Incremental Loading for Dimension Table
In our previous article we have discussed the concept of incremental loading in general. In this article we will see how to perform incremental loading for dimension tables.
Should we do incremental loading for dimensions?
In a dimensional model, we may perform incremental loading for dimension tables also. One may argue that this wont be necessary as data volume in dimension tables are not as high as the data volumes in the fact tables, hence we can simply do a full load every time.
I personally do not agree to this argument. This is because during the last few years I have seen tremendous growth in the data in dimension tables and things can get quite heavy especially if we are trying to load SCD type 2 dimensions. Anyway, without much ado, let's delve deep.
Standard Method of Loading
Like before, for our purpose we will assume we have the below customer table in our source system from where we need to perform the data loading.
CustomerID CustomerName Type LastUpdatedDate
1 John Individual 22-Mar-2012
2 Ryan Individual 22-Mar-2012
3 Bakers' Corporate 23-Mar-2012
As discussed in the previous article, a typical SQL query to extract data incrementally from this source system will be like this:
SELECT t.*
FROM Customer t
WHERE t.lastUpdatedDate > (select nvl(
max(b.loaded_until),
to_date('01-01-1900', 'MM-DD-YYYY')
)
from batch b
where b.status = 'Success'
);
Here "batch" is a separate table which stores the date until which we have successfully extracted the data.
Batch_ID Loaded_Until Status
1 22-Mar-2012 Success
2 23-Mar-2012 Success
Which one to use: "Entry Date" / "Load Date" or "Last Update Date"?

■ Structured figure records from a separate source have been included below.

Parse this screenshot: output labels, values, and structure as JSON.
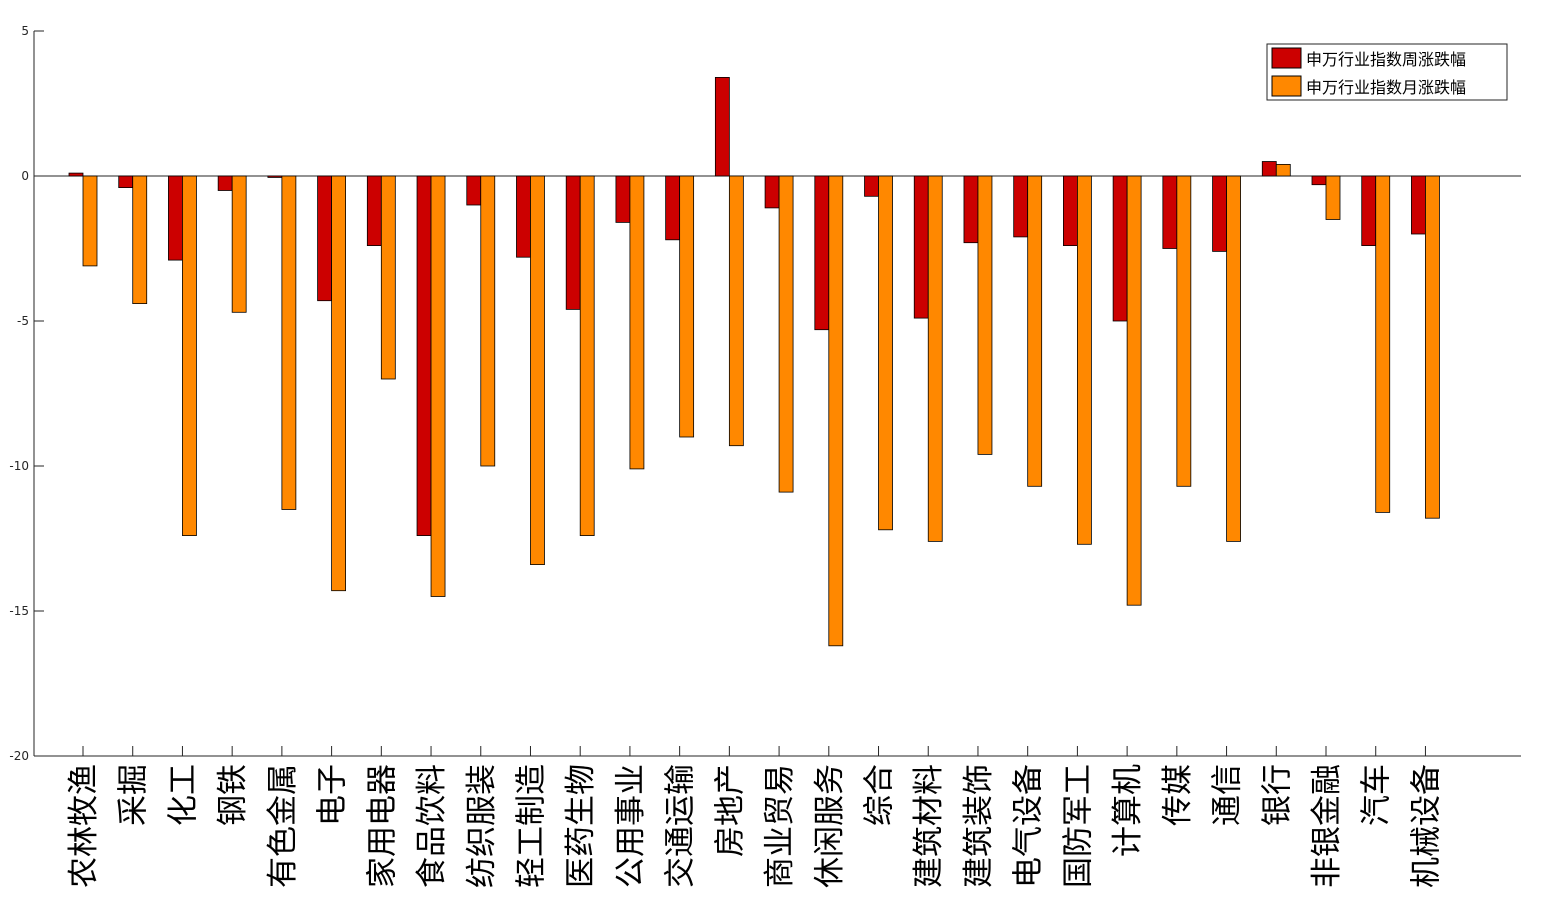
{
  "chart_data": {
    "type": "bar",
    "categories": [
      "农林牧渔",
      "采掘",
      "化工",
      "钢铁",
      "有色金属",
      "电子",
      "家用电器",
      "食品饮料",
      "纺织服装",
      "轻工制造",
      "医药生物",
      "公用事业",
      "交通运输",
      "房地产",
      "商业贸易",
      "休闲服务",
      "综合",
      "建筑材料",
      "建筑装饰",
      "电气设备",
      "国防军工",
      "计算机",
      "传媒",
      "通信",
      "银行",
      "非银金融",
      "汽车",
      "机械设备"
    ],
    "series": [
      {
        "name": "申万行业指数周涨跌幅",
        "color": "#cc0000",
        "values": [
          0.1,
          -0.4,
          -2.9,
          -0.5,
          -0.05,
          -4.3,
          -2.4,
          -12.4,
          -1.0,
          -2.8,
          -4.6,
          -1.6,
          -2.2,
          3.4,
          -1.1,
          -5.3,
          -0.7,
          -4.9,
          -2.3,
          -2.1,
          -2.4,
          -5.0,
          -2.5,
          -2.6,
          0.5,
          -0.3,
          -2.4,
          -2.0
        ]
      },
      {
        "name": "申万行业指数月涨跌幅",
        "color": "#ff8800",
        "values": [
          -3.1,
          -4.4,
          -12.4,
          -4.7,
          -11.5,
          -14.3,
          -7.0,
          -14.5,
          -10.0,
          -13.4,
          -12.4,
          -10.1,
          -9.0,
          -9.3,
          -10.9,
          -16.2,
          -12.2,
          -12.6,
          -9.6,
          -10.7,
          -12.7,
          -14.8,
          -10.7,
          -12.6,
          0.4,
          -1.5,
          -11.6,
          -11.8
        ]
      }
    ],
    "yticks": [
      "5",
      "0",
      "-5",
      "-10",
      "-15",
      "-20"
    ],
    "ylim": [
      -20,
      5
    ],
    "legend_position": "top-right",
    "grid": false,
    "title": "",
    "xlabel": "",
    "ylabel": ""
  }
}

In an incremental load methodology, we should extract the record when it is first created and after that whenever the record is updated. Therefore, we should always look for "last update date" column for extracting records. This is because, "entry date" or "load date" columns in the source systems are not enough to determine if the record is updated in the later point in time.
Often source systems maintain 2 different columns as load_date and last_update_date. When extracting data based on "last update date", ensure that source systems always populate "last updated date" field with "load date" when the record is first created.
What are the benefits of incremental loading of dimension tables?
Once we extract records incrementally based on their last update date, we can compare each record with the target based on their natural keys and determine if the record is a new record or updated record.
However, if we do not extract incrementally (and every time extract all the records from source), then the number of records to compare against target will be much higher resulting into performance degradation. If we are doing incremental loading, records that do not have any change will not come - only new or updatable records will come. But if we are doing full load, everything will come irrespective of any change.